You do it [digital transformation] one bite at a time. People are starting to take those bites, but they need to think about their five-year transformation roadmap to make their organisation data driven.
“Digital transformation is not the end of the road,” he adds. “You need to have somebody in your company strategically putting these things together so that the whole thing is optimised rather than just the component parts.”
A well-conceived five-year plan is also crucial to successful AI implementation. Innovation departments don’t have to do everything at once, Lewis says, but they should have a sense of how each deployment facilitates the next step of their digital strategy.
“Somebody’s going to say [a digital strategy] is apple pie, and that it can’t be done,” he notes. “No, you do it one bite at a time. People are starting to take those bites, but they need to think about their five-year transformation roadmap to make their organisation data driven.”
Part of the problem is that innovation teams can be reckless with the projects they pursue. Instead of working across the company to break down organisational siloes, decision makers often choose to carry out deployments that only reinforce them. Ultimately, Lewis observes, successful AI implementations are more than just the sum of their parts.
“Individual, standalone little AI projects are successful about 60 percent of the time,” he says. “Forty percent are failures. That’s why you should be careful about the projects you pick and do the work upfront to determine if you’ve chosen correctly.”

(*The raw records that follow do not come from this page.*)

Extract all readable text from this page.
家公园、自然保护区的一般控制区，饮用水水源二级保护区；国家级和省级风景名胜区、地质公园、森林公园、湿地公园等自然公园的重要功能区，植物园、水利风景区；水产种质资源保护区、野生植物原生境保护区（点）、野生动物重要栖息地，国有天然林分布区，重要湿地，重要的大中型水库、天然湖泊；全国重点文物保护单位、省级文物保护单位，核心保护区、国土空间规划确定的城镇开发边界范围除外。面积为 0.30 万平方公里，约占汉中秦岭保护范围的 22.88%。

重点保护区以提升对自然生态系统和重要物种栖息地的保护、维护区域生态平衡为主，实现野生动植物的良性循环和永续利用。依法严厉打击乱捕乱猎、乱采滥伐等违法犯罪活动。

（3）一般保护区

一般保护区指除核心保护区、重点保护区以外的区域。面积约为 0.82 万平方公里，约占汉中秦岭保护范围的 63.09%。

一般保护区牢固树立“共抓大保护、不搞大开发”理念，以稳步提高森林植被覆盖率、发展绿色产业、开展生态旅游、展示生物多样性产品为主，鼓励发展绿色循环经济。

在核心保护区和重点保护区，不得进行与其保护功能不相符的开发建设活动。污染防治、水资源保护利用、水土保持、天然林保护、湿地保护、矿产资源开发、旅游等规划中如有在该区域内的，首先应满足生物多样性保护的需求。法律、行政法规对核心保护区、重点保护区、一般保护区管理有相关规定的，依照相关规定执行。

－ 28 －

How companies can achieve a holistic approach to AI
Of course, developing a unified AI strategy involves more than just picking the right projects. If the industry truly wants to become a leader in artificial intelligence, it needs to let go of its aversion to risk. Only then will companies attain the buy-in necessary to become data-driven operations.
You need somebody at the C-level whose mission is to transform a company into a data-driven, AI-driven company.
“There is no innovation without failure,” Lewis says. “In the energy world, the majority of people are risk-averse, and they need to do innovation with less reserve.”
Oil and gas companies can put these reservations to rest by organising their personnel effectively. Lewis stresses that if operators want to achieve the full potential of innovation, they need to ensure it’s represented at an executive level. Bringing an information or data science expert into the C-suite is an important way to prioritise digital transformation.
“You need somebody at the C-level whose mission is to transform a company into a data-driven, AI-driven company,” Lewis says. “It’s not about throwing away the engineering; it’s about layering it on top.”
While oil and gas companies are making progress on their artificial intelligence journey, they still have plenty of ground to cover. For Lewis, effective planning and a holistic approach are key if the industry wants to take its next big step.